There is, of course, a big difference between this case and advertisements that simply exaggerate the profits one might reap from an investment. But if a newspaper accepts an advertisement offering a prospectus and making outrageous claims, it might be charged with civil liability for an investor’s loses. And a case like that “could cost a lot of money to defend in court,” Kozak concludes.

Who’s Responsible for What?

Does this mean that American media organizations have the final responsibility for what an advertisement says? Should newspapers and magazines, radio and TV stations be the police force for what advertising information is offered to the public? What about non- securities related advertising?

In the United States, the Federal Trade Commission (FTC) is charged with prohibiting unfair and deceptive business practices. This includes false or unsubstantiated advertising.

The primary responsibility for advertising claims, however, lies with the advertiser, not with the publisher. “It is a basic tenet of advertising law that advertisers are required to have a ‘reasonable basis’ for all objective product claims before the claims are made,” says attorney Lewis Rose, an expert in advertising and marketing law. Rose points out that the advertiser or manufacturer has the knowledge and resources to determine the validity of a claim. It makes more sense and is less costly overall not to pass on the responsibility for verifying advertising claims to the publisher or consumer. After all, a publisher can not effectively have expertise in all the fields that are advertised in a publication.

This doesn’t mean that publishers are without any responsibility, though. If a manufacturer advertises a product in a false or unsubstantiated way, the FTC may additionally charge others such as the publisher or advertising agency, as well.

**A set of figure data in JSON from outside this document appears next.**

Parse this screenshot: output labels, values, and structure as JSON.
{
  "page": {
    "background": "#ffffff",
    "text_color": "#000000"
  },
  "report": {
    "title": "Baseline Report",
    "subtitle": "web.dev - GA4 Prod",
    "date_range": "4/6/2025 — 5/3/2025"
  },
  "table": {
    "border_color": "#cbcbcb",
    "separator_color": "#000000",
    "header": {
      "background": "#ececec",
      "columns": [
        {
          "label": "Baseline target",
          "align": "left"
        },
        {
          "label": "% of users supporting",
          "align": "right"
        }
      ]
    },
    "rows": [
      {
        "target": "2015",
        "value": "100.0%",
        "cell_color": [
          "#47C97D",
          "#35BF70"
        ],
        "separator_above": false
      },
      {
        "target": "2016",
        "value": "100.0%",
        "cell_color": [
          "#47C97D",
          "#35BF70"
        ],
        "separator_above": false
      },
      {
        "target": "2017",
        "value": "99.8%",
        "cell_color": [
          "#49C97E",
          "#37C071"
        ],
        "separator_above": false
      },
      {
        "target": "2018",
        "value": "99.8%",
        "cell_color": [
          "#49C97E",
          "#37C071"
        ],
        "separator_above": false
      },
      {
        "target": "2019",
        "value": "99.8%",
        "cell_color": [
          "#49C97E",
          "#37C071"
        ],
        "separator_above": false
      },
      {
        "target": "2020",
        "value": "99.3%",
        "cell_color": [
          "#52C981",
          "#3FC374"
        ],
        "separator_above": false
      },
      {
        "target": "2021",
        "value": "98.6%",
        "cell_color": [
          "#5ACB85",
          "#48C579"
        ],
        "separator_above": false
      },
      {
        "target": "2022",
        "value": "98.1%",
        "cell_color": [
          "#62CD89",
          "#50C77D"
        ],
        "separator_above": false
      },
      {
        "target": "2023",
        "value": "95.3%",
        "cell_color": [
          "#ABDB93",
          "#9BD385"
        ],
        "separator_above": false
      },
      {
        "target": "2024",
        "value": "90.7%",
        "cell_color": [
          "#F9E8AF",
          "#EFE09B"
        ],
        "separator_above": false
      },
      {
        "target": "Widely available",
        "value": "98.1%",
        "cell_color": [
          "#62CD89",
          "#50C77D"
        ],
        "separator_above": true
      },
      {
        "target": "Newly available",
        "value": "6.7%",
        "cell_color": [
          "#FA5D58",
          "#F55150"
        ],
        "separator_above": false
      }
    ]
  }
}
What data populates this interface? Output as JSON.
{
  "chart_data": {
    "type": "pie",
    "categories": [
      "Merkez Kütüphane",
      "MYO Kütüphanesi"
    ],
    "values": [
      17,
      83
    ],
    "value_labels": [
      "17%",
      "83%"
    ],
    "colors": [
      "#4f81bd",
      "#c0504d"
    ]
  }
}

FTC Commissioner Deborah K. Owen says, “The primary factor that we consider is the extent to which the [others] actually participated in the deception.” This means that a key factor is whether the other parties “knew or had reason to know that the ad was deceptive or unsubstantiated.


In the United States, the primary responsibility for truthfulness in advertising is with the advertiser. Punishing a newspaper for the false claims of an advertiser would be like “shooting the messenger.” The publisher, however, is not without responsibility altogether. Good judgment must be exercised to avoid publishing advertisements which are obviously false, misleading or contrary to law. Indeed many publishers feel a responsibility to their readers to reject ads that are obviously false or misleading.